In the general election, Save Jersey was a relentless critic of former Governor Jon Corzine, lampooning him for his connections to "Operation Bid Rig," the state's notoriously high property taxes, and his relationship with public sector unions, including his romantic involvement with Carla Katz, the then-president of Local 1034 of the Communications Workers of America.

== Save Jersey Breaks Chris Daggett, NJDSC Robocall Campaign Scandal ==
In October 2009, as the gubernatorial race gained national attention and Chris Daggett emerged as a potential third-party spoiler to Chris Christie's eventual victory, Save Jersey was the first to report that the New Jersey Democratic State Committee ("NJDSC") was funding robocalls supporting Daggett's candidacy in Somerset County.

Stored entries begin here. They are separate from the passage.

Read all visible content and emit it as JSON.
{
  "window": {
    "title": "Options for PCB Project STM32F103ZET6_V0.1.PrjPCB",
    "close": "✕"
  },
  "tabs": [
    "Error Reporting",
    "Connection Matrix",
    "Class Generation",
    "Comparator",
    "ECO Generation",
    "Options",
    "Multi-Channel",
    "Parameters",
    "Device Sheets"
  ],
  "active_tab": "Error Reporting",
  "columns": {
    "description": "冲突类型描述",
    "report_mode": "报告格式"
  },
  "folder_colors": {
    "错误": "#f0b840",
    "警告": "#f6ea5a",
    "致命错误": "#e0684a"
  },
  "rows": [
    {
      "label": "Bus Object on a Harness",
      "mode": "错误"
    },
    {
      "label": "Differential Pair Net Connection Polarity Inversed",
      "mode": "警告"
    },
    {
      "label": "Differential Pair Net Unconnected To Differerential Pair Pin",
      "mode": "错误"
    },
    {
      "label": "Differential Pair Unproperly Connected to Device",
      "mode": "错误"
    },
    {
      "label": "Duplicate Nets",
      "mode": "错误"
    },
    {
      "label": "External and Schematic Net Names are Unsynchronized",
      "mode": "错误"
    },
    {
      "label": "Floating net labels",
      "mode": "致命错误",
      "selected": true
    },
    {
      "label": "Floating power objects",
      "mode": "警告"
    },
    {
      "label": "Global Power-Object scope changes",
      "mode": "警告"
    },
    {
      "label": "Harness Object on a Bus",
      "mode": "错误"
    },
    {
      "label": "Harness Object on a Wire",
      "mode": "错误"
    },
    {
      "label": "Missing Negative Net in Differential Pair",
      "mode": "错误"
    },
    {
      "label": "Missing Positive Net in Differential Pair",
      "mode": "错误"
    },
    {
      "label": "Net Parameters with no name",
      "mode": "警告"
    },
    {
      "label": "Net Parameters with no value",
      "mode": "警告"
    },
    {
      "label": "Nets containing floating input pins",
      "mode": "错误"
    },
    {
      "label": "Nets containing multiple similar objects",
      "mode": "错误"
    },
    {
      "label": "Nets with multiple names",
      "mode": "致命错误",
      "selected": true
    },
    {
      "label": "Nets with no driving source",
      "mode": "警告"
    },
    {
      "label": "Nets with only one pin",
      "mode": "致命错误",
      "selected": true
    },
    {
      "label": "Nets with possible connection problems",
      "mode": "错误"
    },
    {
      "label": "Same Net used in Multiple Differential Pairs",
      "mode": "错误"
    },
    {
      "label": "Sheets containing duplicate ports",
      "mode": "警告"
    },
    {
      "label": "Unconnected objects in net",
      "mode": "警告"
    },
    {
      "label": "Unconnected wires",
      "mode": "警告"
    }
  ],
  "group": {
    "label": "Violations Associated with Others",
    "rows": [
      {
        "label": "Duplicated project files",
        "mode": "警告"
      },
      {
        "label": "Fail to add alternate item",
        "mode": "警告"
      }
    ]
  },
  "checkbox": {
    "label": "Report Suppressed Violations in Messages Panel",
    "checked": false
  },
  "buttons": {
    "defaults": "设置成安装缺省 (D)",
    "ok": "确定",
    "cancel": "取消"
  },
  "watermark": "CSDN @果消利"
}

== Criticism of Chris Christie ==
In the second term of former Governor Chris Christie, Save Jersey emerged as a critic to the Governor's political right, finding fault with everything from his use of New Jersey Republican State Committee funds for legal fees related to the Bridgegate controversy and out-of-state travel to his public support of the Dallas Cowboys over the Philadelphia Eagles. A Facebook exchange between Rooney and the Governor's brother, Todd, in which he disparaged Senator Ted Cruz during the 2016 Republican Presidential Primary drew headlines as Christie campaigned for president.

== Brett Kavanaugh Confirmation Hearing ==
During the high-profile Supreme Court confirmation hearings for Justice Brett Kavanaugh in October 2018, Save Jersey was the first to connect a 1992 column that Senator Cory Booker - an emotional and theatrical Kavanaugh critic - had written for the Stanford Daily as a student at Stanford University, in which he described "groping" a girl and "stealing second" as they kissed at a 1984 New Year's Eve party.

== Noemi Velazquez Controversy ==
In October 2018, Save Jersey's reporting led to the 10-day, unpaid suspension of an aide to Governor Phil Murphy after the blog posted screenshots of Velazquez calling Republican leaders "evangelical ***holes" who are "molesters, liars, drunks, racists, heartless, bigots."

== 2021 New Jersey Gubernatorial Election ==
During the 2021 New Jersey Gubernatorial Election, Save Jersey once again resumed its coverage an analysis in the Republican primary and of the eventual contest in the general election between incumbent Governor Phil Murphy and Republican businessman Jack Ciattarelli. During the primary, Save Jersey was the first to report that Republican candidate and Evangelical Pastor Phil Rizzo had made offensive comments about the Catholic Church. In July 2021, when Seaside Heights' Republican Mayor Anthony Vaz announced his support for Murphy, Rooney tweeted saying he would support any Republican who "wants to step up and challenge" the mayor in the 2023 GOP primary. In October 2021, Save Jersey was the first to report on photos that showed Governor Phil Murphy in violation of his own mask policies during the COVID-19 pandemic, leading to the Governor being asked about the event during the second gubernatorial debate.